In its communiqué, the Bank upgraded its 2020 GDP forecast, raising it to a 6.6% contraction from a 7.8% drop previously. However, it downgraded its 2021 growth projection to 3.2% from 3.6%, with uncertainty regarding the recovery in foreign tourist figures a key risk to the outlook. Meanwhile, it held its inflation forecasts steady at minus 0.9% in 2020 and plus 1.0% in 2021.

The Bank also maintained a slight dovish tone, making reference to the new domestic outbreak as a key risk factor in deliberating monetary policy going forward, and indicating that it would “stand ready to use additional appropriate monetary policy tools if necessary”.
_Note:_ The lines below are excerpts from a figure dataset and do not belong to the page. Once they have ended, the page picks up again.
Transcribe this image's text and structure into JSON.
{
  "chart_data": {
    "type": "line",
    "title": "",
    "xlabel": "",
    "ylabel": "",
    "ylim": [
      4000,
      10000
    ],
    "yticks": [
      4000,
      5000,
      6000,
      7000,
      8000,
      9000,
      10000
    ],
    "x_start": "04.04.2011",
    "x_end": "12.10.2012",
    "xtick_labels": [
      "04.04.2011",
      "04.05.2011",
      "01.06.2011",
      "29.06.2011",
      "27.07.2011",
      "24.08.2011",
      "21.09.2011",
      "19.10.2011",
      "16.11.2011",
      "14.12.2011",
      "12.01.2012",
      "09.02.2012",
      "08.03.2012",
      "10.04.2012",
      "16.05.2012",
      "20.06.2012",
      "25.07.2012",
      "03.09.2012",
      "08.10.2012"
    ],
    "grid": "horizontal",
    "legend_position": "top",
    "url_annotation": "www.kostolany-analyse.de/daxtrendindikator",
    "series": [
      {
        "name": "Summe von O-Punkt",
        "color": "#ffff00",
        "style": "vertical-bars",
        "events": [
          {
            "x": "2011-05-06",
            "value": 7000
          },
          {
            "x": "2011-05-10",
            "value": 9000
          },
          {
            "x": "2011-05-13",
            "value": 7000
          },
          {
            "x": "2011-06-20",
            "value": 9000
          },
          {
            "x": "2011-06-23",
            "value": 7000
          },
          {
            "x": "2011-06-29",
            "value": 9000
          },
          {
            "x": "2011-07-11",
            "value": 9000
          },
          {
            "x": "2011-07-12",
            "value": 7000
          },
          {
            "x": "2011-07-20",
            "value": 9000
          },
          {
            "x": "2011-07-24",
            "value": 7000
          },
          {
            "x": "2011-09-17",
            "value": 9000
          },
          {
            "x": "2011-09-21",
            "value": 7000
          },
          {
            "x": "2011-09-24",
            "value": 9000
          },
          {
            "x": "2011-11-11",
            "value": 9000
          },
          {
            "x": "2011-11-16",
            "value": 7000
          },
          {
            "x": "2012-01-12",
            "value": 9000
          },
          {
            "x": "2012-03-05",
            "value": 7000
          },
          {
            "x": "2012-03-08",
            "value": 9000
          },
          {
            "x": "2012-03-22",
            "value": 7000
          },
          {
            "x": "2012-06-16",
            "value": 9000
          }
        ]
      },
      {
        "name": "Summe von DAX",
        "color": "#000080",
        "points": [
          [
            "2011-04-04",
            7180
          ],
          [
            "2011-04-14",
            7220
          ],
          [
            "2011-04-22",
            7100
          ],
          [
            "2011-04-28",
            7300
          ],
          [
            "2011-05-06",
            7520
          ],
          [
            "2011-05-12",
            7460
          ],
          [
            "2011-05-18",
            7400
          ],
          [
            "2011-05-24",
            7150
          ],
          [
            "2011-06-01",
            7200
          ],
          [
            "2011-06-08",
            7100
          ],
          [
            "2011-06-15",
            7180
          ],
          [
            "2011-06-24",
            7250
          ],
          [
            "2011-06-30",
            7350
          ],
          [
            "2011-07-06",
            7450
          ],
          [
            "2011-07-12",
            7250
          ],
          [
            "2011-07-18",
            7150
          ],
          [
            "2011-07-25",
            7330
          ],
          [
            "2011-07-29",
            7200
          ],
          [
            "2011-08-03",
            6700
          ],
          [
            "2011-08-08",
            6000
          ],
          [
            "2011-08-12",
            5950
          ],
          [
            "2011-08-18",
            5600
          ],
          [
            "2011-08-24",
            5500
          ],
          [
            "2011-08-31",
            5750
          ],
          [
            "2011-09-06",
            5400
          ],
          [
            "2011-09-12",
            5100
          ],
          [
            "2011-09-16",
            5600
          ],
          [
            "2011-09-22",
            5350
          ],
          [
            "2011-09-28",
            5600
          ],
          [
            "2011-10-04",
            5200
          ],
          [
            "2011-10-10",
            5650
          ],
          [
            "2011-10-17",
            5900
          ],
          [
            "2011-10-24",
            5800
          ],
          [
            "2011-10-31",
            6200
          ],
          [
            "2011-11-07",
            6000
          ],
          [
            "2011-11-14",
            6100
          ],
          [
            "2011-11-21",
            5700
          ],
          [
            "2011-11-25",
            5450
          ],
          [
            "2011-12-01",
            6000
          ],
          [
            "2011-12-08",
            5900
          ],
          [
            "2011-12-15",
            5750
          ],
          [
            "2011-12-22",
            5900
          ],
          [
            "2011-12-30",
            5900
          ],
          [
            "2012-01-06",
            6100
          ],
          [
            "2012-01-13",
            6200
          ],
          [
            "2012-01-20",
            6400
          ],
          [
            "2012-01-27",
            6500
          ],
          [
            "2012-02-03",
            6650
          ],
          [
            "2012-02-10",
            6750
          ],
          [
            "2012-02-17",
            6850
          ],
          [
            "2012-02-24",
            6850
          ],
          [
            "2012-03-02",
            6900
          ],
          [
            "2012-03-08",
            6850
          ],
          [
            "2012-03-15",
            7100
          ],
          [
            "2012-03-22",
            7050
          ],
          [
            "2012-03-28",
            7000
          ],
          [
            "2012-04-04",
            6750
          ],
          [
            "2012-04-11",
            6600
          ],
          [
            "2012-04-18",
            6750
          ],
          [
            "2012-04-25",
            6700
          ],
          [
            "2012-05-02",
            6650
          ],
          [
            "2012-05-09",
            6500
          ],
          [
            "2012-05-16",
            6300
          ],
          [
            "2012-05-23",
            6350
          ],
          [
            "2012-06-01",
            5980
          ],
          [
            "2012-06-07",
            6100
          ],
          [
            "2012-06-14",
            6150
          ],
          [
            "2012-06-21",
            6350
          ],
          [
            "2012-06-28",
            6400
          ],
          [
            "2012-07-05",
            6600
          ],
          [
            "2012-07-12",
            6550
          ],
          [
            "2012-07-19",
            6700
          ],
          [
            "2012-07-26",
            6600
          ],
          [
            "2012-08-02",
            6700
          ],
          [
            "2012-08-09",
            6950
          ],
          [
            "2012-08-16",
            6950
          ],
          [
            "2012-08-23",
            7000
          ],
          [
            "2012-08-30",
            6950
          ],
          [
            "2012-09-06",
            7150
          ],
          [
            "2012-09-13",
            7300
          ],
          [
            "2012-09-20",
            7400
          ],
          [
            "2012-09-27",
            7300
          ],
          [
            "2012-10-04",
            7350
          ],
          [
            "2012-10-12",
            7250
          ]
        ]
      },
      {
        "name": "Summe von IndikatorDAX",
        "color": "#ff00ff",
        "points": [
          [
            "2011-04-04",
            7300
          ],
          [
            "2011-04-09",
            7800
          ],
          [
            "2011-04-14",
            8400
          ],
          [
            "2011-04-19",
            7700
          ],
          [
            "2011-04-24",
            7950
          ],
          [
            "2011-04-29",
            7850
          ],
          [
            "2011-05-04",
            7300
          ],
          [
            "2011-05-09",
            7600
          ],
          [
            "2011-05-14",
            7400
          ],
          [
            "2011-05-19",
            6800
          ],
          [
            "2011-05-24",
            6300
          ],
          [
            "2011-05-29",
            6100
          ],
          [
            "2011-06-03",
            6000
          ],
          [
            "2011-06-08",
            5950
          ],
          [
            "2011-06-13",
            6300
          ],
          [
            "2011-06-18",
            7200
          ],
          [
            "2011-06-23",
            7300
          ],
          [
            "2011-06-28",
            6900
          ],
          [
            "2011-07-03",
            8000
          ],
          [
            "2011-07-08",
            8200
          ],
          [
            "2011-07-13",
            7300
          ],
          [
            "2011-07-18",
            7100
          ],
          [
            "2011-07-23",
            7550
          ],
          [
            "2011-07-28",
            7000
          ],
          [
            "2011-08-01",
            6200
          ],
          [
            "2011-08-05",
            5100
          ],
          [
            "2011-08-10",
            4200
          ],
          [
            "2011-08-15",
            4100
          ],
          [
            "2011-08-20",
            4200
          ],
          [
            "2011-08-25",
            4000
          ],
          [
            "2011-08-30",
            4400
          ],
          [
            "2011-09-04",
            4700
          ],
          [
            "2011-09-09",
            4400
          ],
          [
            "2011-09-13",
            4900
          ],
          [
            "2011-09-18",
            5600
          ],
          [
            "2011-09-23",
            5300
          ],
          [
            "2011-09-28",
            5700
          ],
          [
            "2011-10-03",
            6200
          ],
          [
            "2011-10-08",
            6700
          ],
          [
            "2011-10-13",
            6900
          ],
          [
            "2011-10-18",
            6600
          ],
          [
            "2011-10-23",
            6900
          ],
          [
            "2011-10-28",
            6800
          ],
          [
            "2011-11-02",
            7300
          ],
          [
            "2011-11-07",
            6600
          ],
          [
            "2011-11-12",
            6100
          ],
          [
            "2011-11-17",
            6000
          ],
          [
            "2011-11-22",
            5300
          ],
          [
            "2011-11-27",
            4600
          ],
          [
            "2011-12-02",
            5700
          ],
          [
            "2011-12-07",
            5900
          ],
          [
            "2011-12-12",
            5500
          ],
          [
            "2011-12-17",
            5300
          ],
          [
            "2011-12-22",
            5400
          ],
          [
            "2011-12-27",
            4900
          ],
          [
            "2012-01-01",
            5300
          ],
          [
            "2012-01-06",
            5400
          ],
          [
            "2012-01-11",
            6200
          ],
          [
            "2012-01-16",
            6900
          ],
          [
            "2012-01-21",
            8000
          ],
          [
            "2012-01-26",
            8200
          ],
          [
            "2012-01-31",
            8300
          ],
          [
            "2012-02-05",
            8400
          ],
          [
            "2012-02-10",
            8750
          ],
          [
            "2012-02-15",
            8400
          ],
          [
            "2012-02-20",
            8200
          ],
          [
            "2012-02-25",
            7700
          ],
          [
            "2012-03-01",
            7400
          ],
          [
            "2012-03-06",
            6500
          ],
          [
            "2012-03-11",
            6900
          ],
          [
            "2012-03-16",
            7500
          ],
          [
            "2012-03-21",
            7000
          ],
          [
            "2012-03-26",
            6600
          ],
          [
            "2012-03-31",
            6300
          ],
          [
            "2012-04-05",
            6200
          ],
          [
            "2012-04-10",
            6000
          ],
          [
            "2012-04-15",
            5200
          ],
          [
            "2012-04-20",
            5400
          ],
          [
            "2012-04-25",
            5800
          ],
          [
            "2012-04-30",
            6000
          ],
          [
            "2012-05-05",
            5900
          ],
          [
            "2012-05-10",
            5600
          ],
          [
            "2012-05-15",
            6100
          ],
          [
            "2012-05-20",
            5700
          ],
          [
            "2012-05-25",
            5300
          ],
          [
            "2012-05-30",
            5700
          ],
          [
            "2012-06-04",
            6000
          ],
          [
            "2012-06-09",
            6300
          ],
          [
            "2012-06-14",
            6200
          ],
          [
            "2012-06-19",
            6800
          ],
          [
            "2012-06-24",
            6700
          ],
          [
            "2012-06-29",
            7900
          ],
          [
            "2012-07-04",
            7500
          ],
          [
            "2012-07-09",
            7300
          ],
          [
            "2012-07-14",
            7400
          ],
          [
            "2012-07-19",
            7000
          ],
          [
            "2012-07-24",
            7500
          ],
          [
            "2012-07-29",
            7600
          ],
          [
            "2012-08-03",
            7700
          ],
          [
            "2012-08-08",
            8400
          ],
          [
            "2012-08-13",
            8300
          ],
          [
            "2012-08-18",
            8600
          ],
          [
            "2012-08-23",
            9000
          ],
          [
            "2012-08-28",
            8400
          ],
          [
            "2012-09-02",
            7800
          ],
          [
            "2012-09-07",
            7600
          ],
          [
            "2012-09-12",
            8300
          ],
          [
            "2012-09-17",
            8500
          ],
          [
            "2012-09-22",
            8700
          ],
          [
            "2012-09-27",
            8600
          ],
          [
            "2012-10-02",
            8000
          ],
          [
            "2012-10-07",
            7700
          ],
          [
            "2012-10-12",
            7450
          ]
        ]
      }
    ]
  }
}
Consequently, Charnon Boonnuch and Euben Paracuelles, analysts at Nomura, envisage a rate cut early this year, noting:

“We maintain our forecast that the BoT will cut its policy rate by 50bp to 0% in Q1 2021, reflecting the weak economic recovery, with rising downside risks as well as CPI inflation undershooting the BoT’s target for a third year in a row next year.”

However, analysts at Goldman Sachs are less certain of further rate cuts, commenting:

“Going forward, we continue to expect the BoT to keep the policy rate unchanged at 0.5%. However, should fiscal policy under-deliver, the impact from the renewed virus restrictions be larger and/or vaccine deployment and border reopening take longer than we expect, the BoT could shift towards using other unconventional easing tools, including forward guidance, sovereign QE and/or yield curve control.”

The first monetary policy meeting of 2021 is scheduled for 3 February.